The main character of the ongoing week is yet again the President. It hasn’t been a full three weeks since New Year and he has already been predicted to leave his post, then exposed as the lobbyist of criminals and now accused of blackmailing and mischief. This time the main accuser was the Vice-Prime Minister and Minister of Energy of Georgia, Kakha Kaladze who confronted the President after the latter published a public letter in which he asked the government to make the terms of the “secret” agreement, signed by Mr. Kaladze with Gazprom, public. However, there is yet another reason for the conflict between the President and Vice-Premier.

Kaladze is one of the main political figures of the Georgian Dream government. After billionaire ex-PM Bidzina Ivanishvili, he is the second person to be entrusted to manage the human resources policy in the government. After the October 8 elections, many believed that he would take the post of Interior Minister of Georgia, though this did not happen- he went back to the Ministry of Energy, certainly no career advancement. This was followed by rumors about him running for the post of Tbilisi Major or even President of Georgia. He openly denied interest towards becoming Major, which indicates that his main goal is to become the President.

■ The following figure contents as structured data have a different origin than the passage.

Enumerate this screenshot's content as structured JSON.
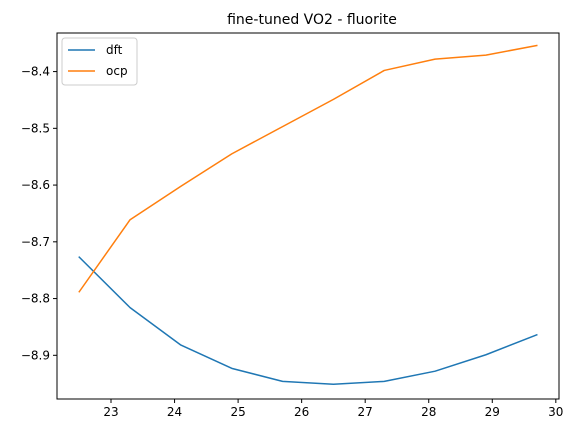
{
  "chart_data": {
    "type": "line",
    "title": "fine-tuned VO2 - fluorite",
    "xlabel": "",
    "ylabel": "",
    "xlim": [
      22.15,
      30.05
    ],
    "ylim": [
      -8.977,
      -8.332
    ],
    "xticks": [
      23,
      24,
      25,
      26,
      27,
      28,
      29,
      30
    ],
    "yticks": [
      -8.9,
      -8.8,
      -8.7,
      -8.6,
      -8.5,
      -8.4
    ],
    "ytick_labels": [
      "−8.9",
      "−8.8",
      "−8.7",
      "−8.6",
      "−8.5",
      "−8.4"
    ],
    "grid": false,
    "legend_position": "top-left",
    "series": [
      {
        "name": "dft",
        "color": "#1f77b4",
        "x": [
          22.5,
          23.3,
          24.1,
          24.9,
          25.7,
          26.5,
          27.3,
          28.1,
          28.9,
          29.7
        ],
        "y": [
          -8.727,
          -8.816,
          -8.882,
          -8.923,
          -8.946,
          -8.951,
          -8.946,
          -8.928,
          -8.899,
          -8.864
        ]
      },
      {
        "name": "ocp",
        "color": "#ff7f0e",
        "x": [
          22.5,
          23.3,
          24.1,
          24.9,
          25.7,
          26.5,
          27.3,
          28.1,
          28.9,
          29.7
        ],
        "y": [
          -8.788,
          -8.661,
          -8.602,
          -8.545,
          -8.497,
          -8.449,
          -8.398,
          -8.378,
          -8.371,
          -8.354
        ]
      }
    ]
  }
}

The idea that Mr. Kaladze might be aiming towards the President’s post seems quite legitimate to political analyst Gia Khukhashvili. He says that if the law about electing the President does change, the candidate for presidency will definitely be Kakha Kaladze, “There are just three or four groups in the Georgian Dream which are ready to take steps to get the high-profile posts. Kaladze is among them, and is certainly counting on his future presidency. He has been supporting MPs in the majority, brought to parliament by him, and, most importantly, he has good relations with the main manager of the party, as well as the country, Mr. Ivanishvili.”

Vice-PM Kaladze’s presidential ambitions were first revealed in the elections of 2008, when he was considered an ardent supporter of Mikheil Saakashvili. In one of his TV interviews, Kaladze mentioned that his dream was to become the President of Georgia. Nine years ago, the footballer’s dream of becoming the President was perceived with humor by the political elites. However, as it turned out, this is quite realistic today.

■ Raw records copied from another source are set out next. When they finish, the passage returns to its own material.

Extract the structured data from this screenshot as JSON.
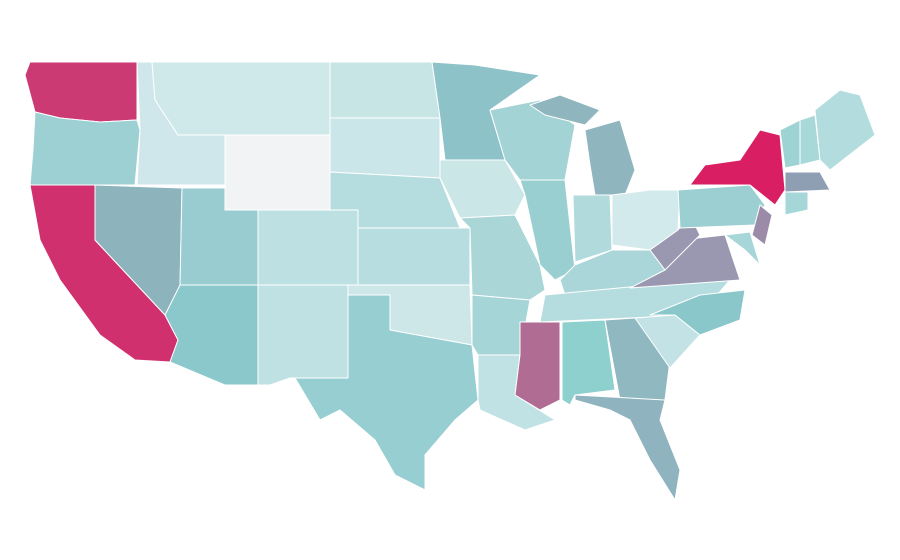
{
  "map": {
    "stroke": "#ffffff",
    "regions": [
      {
        "color": "#cc3a73"
      },
      {
        "color": "#9dd0d3"
      },
      {
        "color": "#d0306e"
      },
      {
        "color": "#8db3bc"
      },
      {
        "color": "#cfe7ea"
      },
      {
        "color": "#cfe8ea"
      },
      {
        "color": "#f1f3f4"
      },
      {
        "color": "#99ccd0"
      },
      {
        "color": "#bde0e2"
      },
      {
        "color": "#8ac8cc"
      },
      {
        "color": "#c0e1e3"
      },
      {
        "color": "#c8e5e6"
      },
      {
        "color": "#cbe6e8"
      },
      {
        "color": "#b5dcde"
      },
      {
        "color": "#b8dde0"
      },
      {
        "color": "#cde7e9"
      },
      {
        "color": "#96ced1"
      },
      {
        "color": "#8dc3c8"
      },
      {
        "color": "#cae6e7"
      },
      {
        "color": "#aad6d8"
      },
      {
        "color": "#a6d5d8"
      },
      {
        "color": "#c0e2e4"
      },
      {
        "color": "#a4d3d5"
      },
      {
        "color": "#9acfd2"
      },
      {
        "color": "#8fb5be"
      },
      {
        "color": "#b0dadc"
      },
      {
        "color": "#d3eaec"
      },
      {
        "color": "#aad6d9"
      },
      {
        "color": "#b5dcdf"
      },
      {
        "color": "#b06c93"
      },
      {
        "color": "#8ed0cd"
      },
      {
        "color": "#8fb8c0"
      },
      {
        "color": "#8fb4bf"
      },
      {
        "color": "#c3e2e5"
      },
      {
        "color": "#8ac7cb"
      },
      {
        "color": "#9a98b0"
      },
      {
        "color": "#9a98b0"
      },
      {
        "color": "#9ccfd2"
      },
      {
        "color": "#d91e63"
      },
      {
        "color": "#9c8ba8"
      },
      {
        "color": "#a6d6d8"
      },
      {
        "color": "#9ed3d3"
      },
      {
        "color": "#a9d8d9"
      },
      {
        "color": "#b2dcdd"
      },
      {
        "color": "#8f9fb3"
      },
      {
        "color": "#a5d6d8"
      },
      {
        "color": "#8fb5be"
      }
    ]
  }
}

The main question raised after the briefing held between the Vice-PM and President about Gazprom is what chances does President Margvelashvili have in this confrontation? The answer is “none”, if the law on the election of President changes and the power shifts to Parliament. The chances of President Margvelashvili keeping his position will be clear only after the elections. Maybe this is what ex-Parliament Speaker Usupashvili was on about when he suggested the President resign and call early Presidential elections. It wasn’t hard to see that the temporary truce between Georgian Dream and the President would eventually be broken.

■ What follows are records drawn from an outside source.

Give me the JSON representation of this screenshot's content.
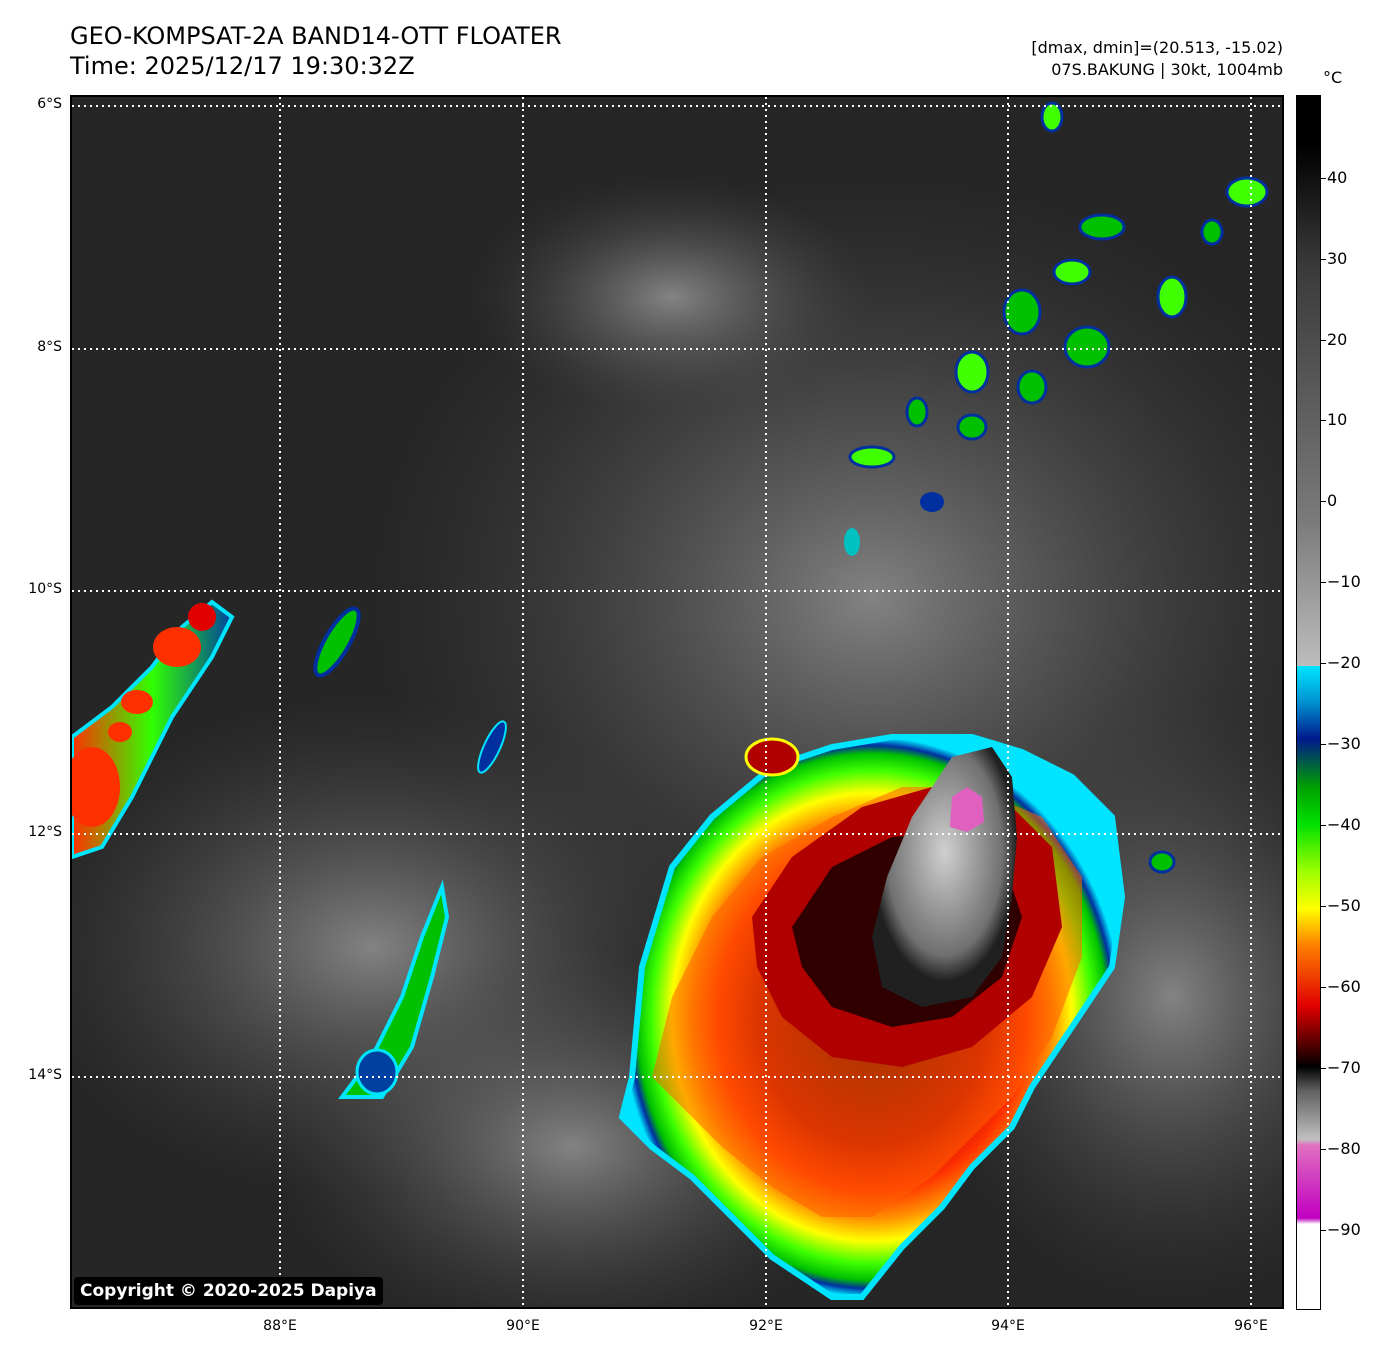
{
  "header": {
    "title": "GEO-KOMPSAT-2A BAND14-OTT FLOATER",
    "time": "Time: 2025/12/17 19:30:32Z",
    "range": "[dmax, dmin]=(20.513, -15.02)",
    "storm": "07S.BAKUNG | 30kt, 1004mb"
  },
  "map": {
    "lat_labels": [
      "6°S",
      "8°S",
      "10°S",
      "12°S",
      "14°S"
    ],
    "lon_labels": [
      "88°E",
      "90°E",
      "92°E",
      "94°E",
      "96°E"
    ],
    "copyright": "Copyright © 2020-2025 Dapiya"
  },
  "colorbar": {
    "unit": "°C",
    "ticks": [
      "40",
      "30",
      "20",
      "10",
      "0",
      "−10",
      "−20",
      "−30",
      "−40",
      "−50",
      "−60",
      "−70",
      "−80",
      "−90"
    ],
    "colors": {
      "warm": "#000000",
      "gray": "#bdbdbd",
      "cyan": "#00e5ff",
      "blue": "#001a8c",
      "green": "#00e000",
      "yellow": "#ffff00",
      "orange": "#ff8000",
      "red": "#e00000",
      "darkred": "#300000",
      "magenta": "#c000c0",
      "white": "#ffffff"
    }
  }
}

For two years the country witnessed squabbles, resembling a tragi-comedy, between the President and then-Prime Minister Garibashvili, and the reason for this was largely the failed distribution of powers in the Constitution. The appointment of Kvirikashvili seemed to extinguish that conflict, but everything spoke of the fact that sooner or later the fire would reignite. The only ambiguousness was regarding who would confront the President this time: the Prime Minister, or the Government.

Whether it will again be Margvelashvili winning the new fight is hard to predict, since Ivanishvili has created a ruling system in which the personas “created” by him are obliged to follow his orders but take on the responsibility for consequences themselves. Therefore, nobody knows if the billionaire really wants Mr. Kaladze to gain more power and become president, or not.